Dans une lettre à votre épouse, la comédienne Minna Planer, vous écrivez:

«Ce n’est pas moi qui l’ait (la jument) pour monter, c’est elle qui m’a pour chasser les mouches. […] Bientôt, je devrai remplacer la cravache par une tapette à mouche.»

Mais vous appréciez ces promenades équestres sur le Rigi, vers le mont Pilate et à Seelisberg. Parfois, vous retrouvez le cocher Alois Z’Graggen et écoutez ses récits sur les sorties au Gothard.

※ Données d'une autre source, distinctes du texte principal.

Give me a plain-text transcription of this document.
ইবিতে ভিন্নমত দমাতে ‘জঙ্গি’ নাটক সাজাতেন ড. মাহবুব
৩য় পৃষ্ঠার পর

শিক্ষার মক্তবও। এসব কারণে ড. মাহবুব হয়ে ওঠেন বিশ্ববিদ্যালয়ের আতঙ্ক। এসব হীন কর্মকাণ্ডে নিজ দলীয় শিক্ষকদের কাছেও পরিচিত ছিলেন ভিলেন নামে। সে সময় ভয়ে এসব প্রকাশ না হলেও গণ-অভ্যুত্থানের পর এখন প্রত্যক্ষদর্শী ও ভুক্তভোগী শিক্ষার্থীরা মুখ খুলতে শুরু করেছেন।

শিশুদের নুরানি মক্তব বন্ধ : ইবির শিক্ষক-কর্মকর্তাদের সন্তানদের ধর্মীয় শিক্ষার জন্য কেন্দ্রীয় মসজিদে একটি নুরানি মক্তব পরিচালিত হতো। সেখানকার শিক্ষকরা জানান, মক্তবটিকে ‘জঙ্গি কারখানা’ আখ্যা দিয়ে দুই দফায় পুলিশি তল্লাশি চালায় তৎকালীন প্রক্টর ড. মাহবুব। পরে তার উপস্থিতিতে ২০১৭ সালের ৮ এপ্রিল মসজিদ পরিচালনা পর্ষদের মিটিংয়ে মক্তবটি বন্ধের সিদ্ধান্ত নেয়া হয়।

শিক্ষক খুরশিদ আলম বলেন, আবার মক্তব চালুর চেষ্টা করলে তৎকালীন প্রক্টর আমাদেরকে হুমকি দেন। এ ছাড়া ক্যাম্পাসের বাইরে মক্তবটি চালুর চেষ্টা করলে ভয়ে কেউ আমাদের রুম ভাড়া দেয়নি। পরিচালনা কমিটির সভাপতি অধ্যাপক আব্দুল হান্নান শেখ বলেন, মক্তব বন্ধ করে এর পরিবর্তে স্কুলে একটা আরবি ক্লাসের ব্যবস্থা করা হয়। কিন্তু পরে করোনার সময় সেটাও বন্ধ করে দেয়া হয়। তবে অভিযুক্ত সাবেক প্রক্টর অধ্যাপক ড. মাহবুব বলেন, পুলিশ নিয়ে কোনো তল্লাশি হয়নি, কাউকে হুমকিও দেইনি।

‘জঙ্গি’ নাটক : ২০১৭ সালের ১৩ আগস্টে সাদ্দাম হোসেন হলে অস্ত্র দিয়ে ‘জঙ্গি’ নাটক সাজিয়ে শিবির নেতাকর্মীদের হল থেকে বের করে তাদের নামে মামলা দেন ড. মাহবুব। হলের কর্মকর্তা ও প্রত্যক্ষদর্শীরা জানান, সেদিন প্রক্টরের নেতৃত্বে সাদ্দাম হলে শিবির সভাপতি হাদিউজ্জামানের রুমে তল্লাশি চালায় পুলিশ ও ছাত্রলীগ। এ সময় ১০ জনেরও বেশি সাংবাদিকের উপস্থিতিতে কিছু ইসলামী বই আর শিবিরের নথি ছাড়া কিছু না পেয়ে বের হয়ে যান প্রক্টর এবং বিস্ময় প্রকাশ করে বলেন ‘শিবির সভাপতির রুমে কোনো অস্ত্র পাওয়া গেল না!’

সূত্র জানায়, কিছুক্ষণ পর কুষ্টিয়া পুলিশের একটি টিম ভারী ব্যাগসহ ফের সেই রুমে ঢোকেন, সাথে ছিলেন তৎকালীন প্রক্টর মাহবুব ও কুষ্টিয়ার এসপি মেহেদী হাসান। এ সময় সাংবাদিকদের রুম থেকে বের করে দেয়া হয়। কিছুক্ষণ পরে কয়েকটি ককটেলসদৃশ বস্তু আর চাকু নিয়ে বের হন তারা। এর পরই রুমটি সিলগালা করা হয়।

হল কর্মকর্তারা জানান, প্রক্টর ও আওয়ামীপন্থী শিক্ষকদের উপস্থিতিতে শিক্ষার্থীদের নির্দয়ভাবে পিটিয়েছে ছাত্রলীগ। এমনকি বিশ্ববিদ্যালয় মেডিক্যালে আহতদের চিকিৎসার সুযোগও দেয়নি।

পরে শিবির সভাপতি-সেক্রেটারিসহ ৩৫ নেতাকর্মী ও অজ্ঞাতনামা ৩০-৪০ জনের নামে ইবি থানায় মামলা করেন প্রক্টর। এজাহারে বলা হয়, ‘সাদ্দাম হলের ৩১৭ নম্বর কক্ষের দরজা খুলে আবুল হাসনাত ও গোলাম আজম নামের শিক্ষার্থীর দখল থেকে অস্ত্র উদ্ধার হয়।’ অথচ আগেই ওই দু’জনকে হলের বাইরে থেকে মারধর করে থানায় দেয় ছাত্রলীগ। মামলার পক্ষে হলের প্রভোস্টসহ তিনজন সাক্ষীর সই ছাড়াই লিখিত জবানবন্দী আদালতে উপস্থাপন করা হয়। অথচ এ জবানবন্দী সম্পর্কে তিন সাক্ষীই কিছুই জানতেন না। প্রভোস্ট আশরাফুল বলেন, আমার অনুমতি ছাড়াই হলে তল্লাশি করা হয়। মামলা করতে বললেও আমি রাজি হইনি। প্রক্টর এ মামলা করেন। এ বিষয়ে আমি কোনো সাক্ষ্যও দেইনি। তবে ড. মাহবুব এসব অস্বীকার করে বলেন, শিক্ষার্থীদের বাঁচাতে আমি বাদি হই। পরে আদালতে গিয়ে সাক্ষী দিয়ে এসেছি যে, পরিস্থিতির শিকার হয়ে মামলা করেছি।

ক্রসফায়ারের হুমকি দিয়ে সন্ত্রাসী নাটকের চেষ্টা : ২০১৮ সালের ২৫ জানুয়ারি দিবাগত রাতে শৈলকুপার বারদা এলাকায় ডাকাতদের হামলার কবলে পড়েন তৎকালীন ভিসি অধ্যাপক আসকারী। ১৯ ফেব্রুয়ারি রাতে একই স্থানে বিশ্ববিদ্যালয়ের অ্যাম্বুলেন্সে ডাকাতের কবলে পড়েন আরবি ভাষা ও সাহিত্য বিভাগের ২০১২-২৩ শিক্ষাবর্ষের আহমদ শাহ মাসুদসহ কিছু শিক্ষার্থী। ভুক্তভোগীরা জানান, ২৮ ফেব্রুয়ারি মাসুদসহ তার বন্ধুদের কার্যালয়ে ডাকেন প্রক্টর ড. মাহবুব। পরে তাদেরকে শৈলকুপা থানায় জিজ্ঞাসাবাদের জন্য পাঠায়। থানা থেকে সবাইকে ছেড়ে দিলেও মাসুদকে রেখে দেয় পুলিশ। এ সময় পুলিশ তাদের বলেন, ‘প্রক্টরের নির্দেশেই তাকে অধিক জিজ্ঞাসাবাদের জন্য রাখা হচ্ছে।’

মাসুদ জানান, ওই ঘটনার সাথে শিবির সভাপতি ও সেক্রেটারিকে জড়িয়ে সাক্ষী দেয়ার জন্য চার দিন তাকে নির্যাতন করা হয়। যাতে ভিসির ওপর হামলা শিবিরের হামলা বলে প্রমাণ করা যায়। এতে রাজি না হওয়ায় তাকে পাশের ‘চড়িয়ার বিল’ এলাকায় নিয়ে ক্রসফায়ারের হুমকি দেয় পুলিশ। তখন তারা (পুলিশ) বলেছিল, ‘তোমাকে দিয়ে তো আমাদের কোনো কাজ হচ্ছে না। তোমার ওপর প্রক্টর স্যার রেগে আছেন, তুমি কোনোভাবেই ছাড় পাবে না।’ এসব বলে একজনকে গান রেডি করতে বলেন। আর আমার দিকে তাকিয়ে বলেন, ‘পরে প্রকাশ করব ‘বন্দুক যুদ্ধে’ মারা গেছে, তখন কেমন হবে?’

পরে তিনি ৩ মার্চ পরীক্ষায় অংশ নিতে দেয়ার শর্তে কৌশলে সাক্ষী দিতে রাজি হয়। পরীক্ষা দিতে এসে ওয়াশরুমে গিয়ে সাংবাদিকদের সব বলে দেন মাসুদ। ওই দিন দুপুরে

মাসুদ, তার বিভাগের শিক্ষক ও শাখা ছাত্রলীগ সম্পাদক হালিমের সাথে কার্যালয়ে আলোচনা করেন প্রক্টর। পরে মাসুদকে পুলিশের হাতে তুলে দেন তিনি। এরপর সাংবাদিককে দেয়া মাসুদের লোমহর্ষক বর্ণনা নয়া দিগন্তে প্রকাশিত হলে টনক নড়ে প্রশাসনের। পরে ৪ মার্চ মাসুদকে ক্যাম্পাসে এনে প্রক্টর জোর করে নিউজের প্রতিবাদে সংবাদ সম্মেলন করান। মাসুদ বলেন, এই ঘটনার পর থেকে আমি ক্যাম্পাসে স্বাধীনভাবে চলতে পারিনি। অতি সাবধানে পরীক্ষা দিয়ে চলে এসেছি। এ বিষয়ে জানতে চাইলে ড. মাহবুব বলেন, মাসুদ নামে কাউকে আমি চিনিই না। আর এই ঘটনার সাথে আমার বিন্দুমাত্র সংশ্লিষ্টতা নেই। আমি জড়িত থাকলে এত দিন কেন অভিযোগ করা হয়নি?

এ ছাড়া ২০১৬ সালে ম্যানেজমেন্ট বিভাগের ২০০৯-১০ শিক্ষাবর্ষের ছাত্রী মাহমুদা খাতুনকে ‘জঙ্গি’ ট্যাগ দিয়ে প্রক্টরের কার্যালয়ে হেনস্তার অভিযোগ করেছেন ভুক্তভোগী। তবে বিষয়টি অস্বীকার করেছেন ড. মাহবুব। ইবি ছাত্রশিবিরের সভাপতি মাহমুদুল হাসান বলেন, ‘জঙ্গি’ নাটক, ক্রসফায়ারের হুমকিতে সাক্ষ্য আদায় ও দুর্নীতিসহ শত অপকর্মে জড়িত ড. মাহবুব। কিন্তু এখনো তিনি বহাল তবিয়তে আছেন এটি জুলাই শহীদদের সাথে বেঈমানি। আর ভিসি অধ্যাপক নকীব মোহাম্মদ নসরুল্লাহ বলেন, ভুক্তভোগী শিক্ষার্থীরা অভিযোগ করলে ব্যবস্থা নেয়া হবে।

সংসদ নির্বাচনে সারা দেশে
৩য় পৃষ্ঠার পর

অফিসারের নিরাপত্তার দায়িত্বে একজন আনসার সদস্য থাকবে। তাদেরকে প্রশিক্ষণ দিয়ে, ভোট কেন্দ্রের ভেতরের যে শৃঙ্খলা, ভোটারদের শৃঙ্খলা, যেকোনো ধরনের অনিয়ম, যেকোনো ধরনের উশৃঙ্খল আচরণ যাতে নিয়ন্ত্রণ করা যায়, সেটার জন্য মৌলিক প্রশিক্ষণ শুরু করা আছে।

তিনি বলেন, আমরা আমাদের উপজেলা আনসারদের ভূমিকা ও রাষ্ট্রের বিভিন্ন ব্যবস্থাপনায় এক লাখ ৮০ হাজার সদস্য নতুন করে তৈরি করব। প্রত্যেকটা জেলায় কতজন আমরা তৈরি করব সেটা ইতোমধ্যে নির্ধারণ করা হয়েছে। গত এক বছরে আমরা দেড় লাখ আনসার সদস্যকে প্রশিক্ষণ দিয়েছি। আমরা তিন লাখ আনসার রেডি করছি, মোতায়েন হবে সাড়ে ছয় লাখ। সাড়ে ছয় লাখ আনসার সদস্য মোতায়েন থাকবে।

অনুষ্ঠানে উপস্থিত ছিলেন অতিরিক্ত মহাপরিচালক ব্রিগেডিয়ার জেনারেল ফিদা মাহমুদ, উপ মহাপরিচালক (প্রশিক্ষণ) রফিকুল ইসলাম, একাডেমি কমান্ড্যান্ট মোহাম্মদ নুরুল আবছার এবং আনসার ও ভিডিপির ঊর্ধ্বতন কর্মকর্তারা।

Ou vous rendez visite au peintre paysagiste Jakob Josef Zelger, qui a son atelier dans le jardin de l’hôtel, et qui compte parmi sa clientèle des personnalités aussi célèbres que la reine Victoria d’Angleterre.

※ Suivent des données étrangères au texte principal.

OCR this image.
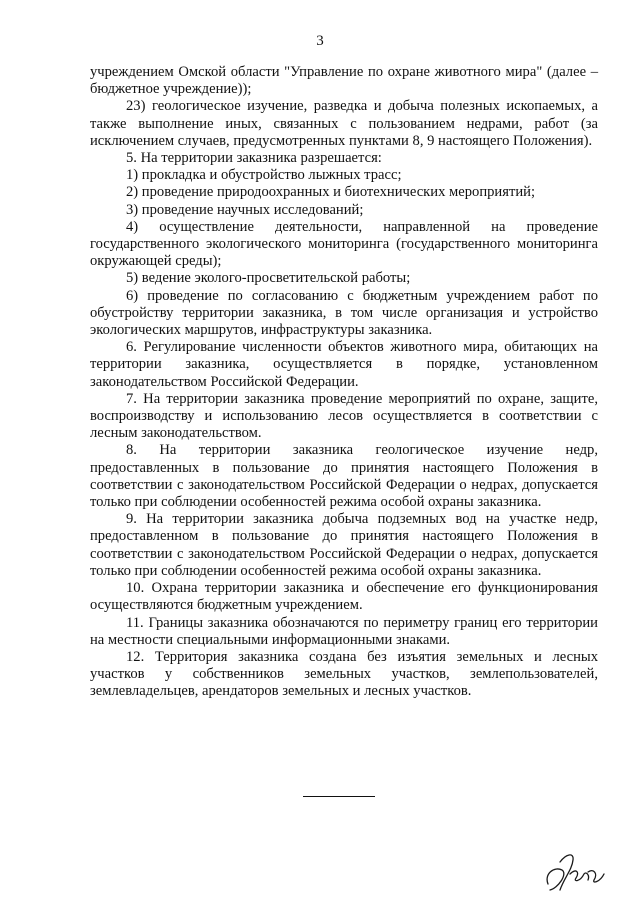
3

учреждением Омской области "Управление по охране животного мира" (далее – бюджетное учреждение));

23) геологическое изучение, разведка и добыча полезных ископаемых, а также выполнение иных, связанных с пользованием недрами, работ (за исключением случаев, предусмотренных пунктами 8, 9 настоящего Положения).

5. На территории заказника разрешается:

1) прокладка и обустройство лыжных трасс;

2) проведение природоохранных и биотехнических мероприятий;

3) проведение научных исследований;

4) осуществление деятельности, направленной на проведение государственного экологического мониторинга (государственного мониторинга окружающей среды);

5) ведение эколого-просветительской работы;

6) проведение по согласованию с бюджетным учреждением работ по обустройству территории заказника, в том числе организация и устройство экологических маршрутов, инфраструктуры заказника.

6. Регулирование численности объектов животного мира, обитающих на территории заказника, осуществляется в порядке, установленном законодательством Российской Федерации.

7. На территории заказника проведение мероприятий по охране, защите, воспроизводству и использованию лесов осуществляется в соответствии с лесным законодательством.

8. На территории заказника геологическое изучение недр, предоставленных в пользование до принятия настоящего Положения в соответствии с законодательством Российской Федерации о недрах, допускается только при соблюдении особенностей режима особой охраны заказника.

9. На территории заказника добыча подземных вод на участке недр, предоставленном в пользование до принятия настоящего Положения в соответствии с законодательством Российской Федерации о недрах, допускается только при соблюдении особенностей режима особой охраны заказника.

10. Охрана территории заказника и обеспечение его функционирования осуществляются бюджетным учреждением.

11. Границы заказника обозначаются по периметру границ его территории на местности специальными информационными знаками.

12. Территория заказника создана без изъятия земельных и лесных участков у собственников земельных участков, землепользователей, землевладельцев, арендаторов земельных и лесных участков.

Vous avez besoin de compagnie et exercez sur les autres une sorte de fascination: ils écoutent, subjugués, vos monologues sur votre vision d’une œuvre globale alliant poésie, musique et mise en scène. Votre musique a le même effet hypnotique sur votre entourage.

Votre ami Franz Liszt vous envoie, en vue d’échanger des idées musicales, un jeune compositeur de 24 ans du nom de Felix Draeseke, avec qui vous discutez lors de longues promenades à pied ou à cheval.

D’ailleurs, une sortie équestre est prévue cet après-midi, raison pour laquelle vous lui faites parvenir ce matin la note suivante: «Très cher! Par ce temps merveilleux, je vous dois une revanche et vous invite donc à une promenade à cheval sur le Pilate. Rejoignez-moi bientôt.»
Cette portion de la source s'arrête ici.